AMONESTACIÓN POR ESCRITO

CONSTITUYE UN ACTO DE COMUNICACIÓN Y NO UNA ACEPTACIÓN DE HECHOS CONSIGNADOS EN LA MISMA, DADO QUE, DE DARLE EL VALOR PROBATORIO DE PLENA PRUEBA, SE ESTARÍA EN PRESENCIA DE UNA CONFESIÓN PROVOCADA

Error de derecho en la apreciación de la prueba documental, precepto infringido el art. 402 del Código de Trabajo.

Según el licenciado Sánchez Chinchilla, la Cámara sentenciadora cometió el vicio alegado al haber desestimado el documento de fs. […] de la pieza principal, consistente en una nota de amonestación escrita de fecha diecinueve de marzo de dos mil quince, ya que conforme al art. 402 del Código de Trabajo, por tratarse de un documento privado, tiene el valor de plena prueba, y qué para desestimar el valor probatorio del mismo, es necesario que éste haya sido redargüido de falso dentro del proceso y declarado así en la sentencia.

Respecto a este punto el Ad quem en su sentencia estableció: “[...] en el supuesto que hubiese sido firmado por la trabajadora V. M., lo único que se hubiese probado es que a la expresada trabajadora se le notificó una sanción –“AMONESTACION POR ESCRITO”- mas no una aceptación de las faltas que pudiesen dar lugar a la citada sanción. Nótese, que por las supuestas faltas ya se impuso una medida disciplinaria (...) Por otra parte, si bien es cierto, que no consta que la parte demandante haya impugnado la autenticidad o seguido los trámites del incidente de falsedad del documento relacionado, no por ello se estaría probando las excepción alegada por la parte demandada; puesto que, como se ha mencionado en los párrafos precedentes, este Tribunal no le resta el valor pleno a tal documento; es decir, que con él se prueba una notificación de supuestas faltas cometidas, mas no una aceptación de responsabilidad del contenido de la notificación, de la nota en mención [...]”. (sic).
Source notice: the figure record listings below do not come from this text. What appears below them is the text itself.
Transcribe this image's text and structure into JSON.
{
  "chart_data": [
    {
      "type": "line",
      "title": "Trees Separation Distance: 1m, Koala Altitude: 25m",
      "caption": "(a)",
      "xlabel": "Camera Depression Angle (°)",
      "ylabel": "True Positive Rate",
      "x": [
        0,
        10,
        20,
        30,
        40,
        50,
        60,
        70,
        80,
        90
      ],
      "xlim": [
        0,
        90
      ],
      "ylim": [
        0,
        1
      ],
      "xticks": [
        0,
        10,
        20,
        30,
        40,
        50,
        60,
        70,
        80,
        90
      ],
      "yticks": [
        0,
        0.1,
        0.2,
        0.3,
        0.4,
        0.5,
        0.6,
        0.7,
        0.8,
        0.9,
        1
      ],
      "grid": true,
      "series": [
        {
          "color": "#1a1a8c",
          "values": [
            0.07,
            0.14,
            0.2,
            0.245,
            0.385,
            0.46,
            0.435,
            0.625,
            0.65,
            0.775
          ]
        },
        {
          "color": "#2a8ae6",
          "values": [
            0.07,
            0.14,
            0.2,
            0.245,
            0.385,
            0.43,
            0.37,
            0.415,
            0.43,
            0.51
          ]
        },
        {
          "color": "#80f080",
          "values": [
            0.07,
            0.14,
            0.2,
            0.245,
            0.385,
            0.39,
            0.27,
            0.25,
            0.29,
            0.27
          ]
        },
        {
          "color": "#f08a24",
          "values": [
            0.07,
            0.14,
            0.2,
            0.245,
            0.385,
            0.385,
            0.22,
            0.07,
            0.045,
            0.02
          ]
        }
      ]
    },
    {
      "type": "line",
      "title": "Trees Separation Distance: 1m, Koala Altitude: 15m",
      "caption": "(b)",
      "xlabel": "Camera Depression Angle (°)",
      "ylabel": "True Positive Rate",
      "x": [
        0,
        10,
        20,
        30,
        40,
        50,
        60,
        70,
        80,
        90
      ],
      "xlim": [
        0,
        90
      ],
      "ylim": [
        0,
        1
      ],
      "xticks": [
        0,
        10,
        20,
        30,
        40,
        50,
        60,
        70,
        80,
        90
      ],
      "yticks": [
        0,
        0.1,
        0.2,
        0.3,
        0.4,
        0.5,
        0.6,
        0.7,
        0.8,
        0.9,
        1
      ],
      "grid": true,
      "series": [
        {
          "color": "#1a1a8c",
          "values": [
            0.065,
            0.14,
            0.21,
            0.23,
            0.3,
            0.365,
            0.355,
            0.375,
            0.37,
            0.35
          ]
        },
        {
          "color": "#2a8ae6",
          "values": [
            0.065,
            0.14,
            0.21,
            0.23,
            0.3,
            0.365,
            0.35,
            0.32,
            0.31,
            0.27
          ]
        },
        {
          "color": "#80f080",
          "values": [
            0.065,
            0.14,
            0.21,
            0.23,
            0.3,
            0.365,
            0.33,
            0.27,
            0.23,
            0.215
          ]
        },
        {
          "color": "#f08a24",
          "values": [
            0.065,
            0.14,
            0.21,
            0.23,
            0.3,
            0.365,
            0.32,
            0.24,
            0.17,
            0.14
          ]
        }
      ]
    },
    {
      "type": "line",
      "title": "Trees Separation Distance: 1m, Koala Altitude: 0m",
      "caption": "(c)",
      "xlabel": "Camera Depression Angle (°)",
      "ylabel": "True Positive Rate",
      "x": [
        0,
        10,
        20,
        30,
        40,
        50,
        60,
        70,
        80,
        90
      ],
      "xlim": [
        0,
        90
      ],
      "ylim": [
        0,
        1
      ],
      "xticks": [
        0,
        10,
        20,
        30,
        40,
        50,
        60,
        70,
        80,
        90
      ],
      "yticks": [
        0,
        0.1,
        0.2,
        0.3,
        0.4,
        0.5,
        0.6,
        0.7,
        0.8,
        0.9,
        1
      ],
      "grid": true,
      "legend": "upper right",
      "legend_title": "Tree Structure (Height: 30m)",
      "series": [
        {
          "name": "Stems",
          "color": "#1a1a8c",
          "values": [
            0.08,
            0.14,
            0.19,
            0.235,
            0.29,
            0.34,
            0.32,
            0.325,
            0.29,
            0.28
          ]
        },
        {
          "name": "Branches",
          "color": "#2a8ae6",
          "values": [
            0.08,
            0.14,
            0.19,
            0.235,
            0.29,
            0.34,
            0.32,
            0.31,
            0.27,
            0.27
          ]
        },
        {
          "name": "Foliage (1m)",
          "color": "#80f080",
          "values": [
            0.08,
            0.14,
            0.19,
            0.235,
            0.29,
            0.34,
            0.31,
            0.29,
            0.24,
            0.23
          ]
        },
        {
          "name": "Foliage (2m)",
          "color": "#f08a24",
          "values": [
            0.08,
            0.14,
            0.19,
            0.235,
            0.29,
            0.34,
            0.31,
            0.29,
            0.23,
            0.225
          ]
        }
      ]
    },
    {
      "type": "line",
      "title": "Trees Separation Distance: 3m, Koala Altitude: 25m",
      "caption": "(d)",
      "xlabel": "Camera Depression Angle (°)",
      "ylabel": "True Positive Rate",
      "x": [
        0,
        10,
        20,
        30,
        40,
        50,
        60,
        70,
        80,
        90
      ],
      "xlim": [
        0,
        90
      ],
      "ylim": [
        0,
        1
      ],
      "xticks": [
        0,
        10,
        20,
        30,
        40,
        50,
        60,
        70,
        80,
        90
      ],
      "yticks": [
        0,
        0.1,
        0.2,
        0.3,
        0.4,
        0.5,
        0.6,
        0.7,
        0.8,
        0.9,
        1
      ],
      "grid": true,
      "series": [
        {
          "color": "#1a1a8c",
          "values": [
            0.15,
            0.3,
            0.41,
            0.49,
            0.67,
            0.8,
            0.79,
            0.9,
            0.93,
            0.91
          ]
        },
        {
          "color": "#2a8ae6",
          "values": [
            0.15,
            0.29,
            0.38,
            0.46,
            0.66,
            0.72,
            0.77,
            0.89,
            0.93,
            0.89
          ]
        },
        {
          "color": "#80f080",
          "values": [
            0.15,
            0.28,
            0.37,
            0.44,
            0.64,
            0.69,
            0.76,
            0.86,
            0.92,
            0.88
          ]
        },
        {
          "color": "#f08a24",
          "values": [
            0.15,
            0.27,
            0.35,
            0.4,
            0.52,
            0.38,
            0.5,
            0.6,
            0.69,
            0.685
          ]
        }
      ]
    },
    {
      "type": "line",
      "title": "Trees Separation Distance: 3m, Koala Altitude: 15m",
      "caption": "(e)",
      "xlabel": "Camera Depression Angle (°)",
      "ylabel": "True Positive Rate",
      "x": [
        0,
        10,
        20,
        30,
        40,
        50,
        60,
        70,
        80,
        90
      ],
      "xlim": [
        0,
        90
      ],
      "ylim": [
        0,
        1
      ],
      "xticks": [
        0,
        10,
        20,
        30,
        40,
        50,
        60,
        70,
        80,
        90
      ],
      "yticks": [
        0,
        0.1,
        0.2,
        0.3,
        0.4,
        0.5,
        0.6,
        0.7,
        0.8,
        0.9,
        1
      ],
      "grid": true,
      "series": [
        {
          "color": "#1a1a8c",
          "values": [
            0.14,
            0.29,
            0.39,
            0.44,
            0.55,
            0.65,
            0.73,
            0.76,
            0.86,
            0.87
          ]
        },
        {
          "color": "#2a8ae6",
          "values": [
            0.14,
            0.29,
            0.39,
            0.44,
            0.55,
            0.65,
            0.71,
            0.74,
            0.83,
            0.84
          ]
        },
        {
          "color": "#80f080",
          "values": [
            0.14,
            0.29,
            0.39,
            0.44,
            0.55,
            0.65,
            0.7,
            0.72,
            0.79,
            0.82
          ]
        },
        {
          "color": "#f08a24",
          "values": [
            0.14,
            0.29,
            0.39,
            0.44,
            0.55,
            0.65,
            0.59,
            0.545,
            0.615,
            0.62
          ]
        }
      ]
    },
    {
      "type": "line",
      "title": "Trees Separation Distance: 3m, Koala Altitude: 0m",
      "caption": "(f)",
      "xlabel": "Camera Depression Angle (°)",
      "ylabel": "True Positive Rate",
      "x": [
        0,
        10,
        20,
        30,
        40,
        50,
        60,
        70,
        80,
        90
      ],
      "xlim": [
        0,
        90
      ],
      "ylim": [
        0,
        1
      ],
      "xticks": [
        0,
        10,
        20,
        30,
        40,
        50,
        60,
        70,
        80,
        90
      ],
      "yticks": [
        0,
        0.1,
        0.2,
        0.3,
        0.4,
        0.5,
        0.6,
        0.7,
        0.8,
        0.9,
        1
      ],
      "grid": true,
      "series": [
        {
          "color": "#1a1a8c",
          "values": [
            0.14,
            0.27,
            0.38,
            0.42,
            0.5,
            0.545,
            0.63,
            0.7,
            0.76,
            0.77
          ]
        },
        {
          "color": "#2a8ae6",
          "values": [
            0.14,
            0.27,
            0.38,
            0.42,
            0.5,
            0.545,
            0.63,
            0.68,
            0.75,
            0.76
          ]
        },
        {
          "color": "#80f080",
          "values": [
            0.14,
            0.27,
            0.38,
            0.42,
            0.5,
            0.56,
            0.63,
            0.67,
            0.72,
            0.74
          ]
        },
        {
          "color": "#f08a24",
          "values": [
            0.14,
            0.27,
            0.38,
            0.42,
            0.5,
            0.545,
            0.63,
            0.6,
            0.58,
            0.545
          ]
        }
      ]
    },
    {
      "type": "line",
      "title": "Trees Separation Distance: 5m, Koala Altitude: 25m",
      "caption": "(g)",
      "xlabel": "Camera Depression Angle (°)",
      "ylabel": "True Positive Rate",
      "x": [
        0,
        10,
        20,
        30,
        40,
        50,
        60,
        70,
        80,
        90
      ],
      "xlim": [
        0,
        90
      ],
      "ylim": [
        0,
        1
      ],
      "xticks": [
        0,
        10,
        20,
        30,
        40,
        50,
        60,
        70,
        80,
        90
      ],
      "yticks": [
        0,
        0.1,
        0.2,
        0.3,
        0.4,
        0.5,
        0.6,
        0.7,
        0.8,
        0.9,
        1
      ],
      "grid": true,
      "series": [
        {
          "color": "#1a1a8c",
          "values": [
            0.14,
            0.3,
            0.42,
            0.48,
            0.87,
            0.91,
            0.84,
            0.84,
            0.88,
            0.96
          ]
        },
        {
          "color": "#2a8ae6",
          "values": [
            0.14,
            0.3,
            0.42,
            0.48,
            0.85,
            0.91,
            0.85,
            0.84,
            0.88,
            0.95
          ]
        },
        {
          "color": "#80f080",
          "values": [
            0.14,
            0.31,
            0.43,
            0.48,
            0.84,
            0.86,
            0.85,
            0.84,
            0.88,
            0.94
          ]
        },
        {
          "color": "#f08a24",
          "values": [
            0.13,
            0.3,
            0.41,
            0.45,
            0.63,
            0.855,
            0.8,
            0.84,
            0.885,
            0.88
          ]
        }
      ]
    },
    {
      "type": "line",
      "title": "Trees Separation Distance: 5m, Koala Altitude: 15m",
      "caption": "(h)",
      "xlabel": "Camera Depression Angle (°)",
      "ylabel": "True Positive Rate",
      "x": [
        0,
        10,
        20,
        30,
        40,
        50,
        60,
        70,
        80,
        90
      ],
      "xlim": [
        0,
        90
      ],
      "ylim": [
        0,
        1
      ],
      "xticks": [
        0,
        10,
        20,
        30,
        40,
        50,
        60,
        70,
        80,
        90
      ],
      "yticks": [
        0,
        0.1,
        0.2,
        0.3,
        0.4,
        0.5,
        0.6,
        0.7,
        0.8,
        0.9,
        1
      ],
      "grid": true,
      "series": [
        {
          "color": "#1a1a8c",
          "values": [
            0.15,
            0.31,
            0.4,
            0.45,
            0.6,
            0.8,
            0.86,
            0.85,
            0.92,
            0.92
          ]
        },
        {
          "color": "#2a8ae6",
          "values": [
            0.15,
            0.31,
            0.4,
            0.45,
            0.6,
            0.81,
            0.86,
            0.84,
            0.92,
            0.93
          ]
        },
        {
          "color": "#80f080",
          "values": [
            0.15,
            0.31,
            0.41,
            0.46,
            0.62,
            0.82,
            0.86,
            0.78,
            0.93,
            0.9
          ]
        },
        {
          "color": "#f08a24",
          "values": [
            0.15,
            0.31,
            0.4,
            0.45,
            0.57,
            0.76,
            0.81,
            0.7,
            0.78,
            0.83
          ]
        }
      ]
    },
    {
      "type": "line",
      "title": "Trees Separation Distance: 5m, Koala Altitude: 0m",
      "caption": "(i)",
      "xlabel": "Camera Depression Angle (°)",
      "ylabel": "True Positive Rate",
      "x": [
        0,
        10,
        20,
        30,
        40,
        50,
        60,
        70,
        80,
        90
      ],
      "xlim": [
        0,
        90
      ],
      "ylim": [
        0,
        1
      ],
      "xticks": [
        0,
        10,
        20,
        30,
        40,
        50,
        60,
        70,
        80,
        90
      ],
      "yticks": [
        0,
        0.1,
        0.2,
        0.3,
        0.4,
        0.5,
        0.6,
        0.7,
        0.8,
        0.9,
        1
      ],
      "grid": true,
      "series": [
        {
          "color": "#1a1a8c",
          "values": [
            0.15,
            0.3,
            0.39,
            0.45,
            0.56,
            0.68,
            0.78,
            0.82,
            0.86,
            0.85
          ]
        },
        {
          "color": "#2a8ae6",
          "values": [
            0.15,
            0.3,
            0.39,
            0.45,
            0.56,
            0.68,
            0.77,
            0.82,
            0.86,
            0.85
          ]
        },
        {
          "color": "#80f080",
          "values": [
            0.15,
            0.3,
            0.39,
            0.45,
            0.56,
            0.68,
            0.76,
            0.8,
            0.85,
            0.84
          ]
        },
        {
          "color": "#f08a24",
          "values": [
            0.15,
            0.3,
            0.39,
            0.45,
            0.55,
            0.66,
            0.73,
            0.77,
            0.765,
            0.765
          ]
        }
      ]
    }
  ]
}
En cuanto al vicio invocado por el recurrente, el mismo supone por un lado, la existencia de una regla específica que indique el valor de una determinada prueba, y por otra, que el juzgador le atribuya un valor probatorio diferente al aplicarla.

En este sentido, se debe señalar, que este Tribunal en sentencia con referencia 57-Cal-2016, de fecha dieciséis de agosto de dos mil diecisiete, estableció Doctrina Legal sobre lo consignado en el inciso 1º del art. 402 del Código de Trabajo, en cuanto a que, no toda la prueba instrumental es absoluta respecto a su valor probatorio, es decir, que no todo instrumento por el sólo hecho de ser público o privado, tiene el valor de plena prueba, ya que debe reunir otras características, como la pertinencia, idoneidad y conducencia; por lo tanto, las boletas de acción de personal – como en el presente caso - a pesar de tener el carácter de instrumentos privados, para efectos de valoración, éstas únicamente constituyen un acto de comunicación y no una aceptación de hechos consignados en la misma, dado que, de darle el valor probatorio de plena prueba, se estaría en presencia de una confesión provocada, pues proviene de hechos atribuibles a la trabajadora contra ella misma, y conforme a la ley, tal acto deviene en ilegal. De tal manera, que este Tribunal en consonancia con la Doctrina Legal citada, declarará no ha lugar a casar la sentencia recurrida.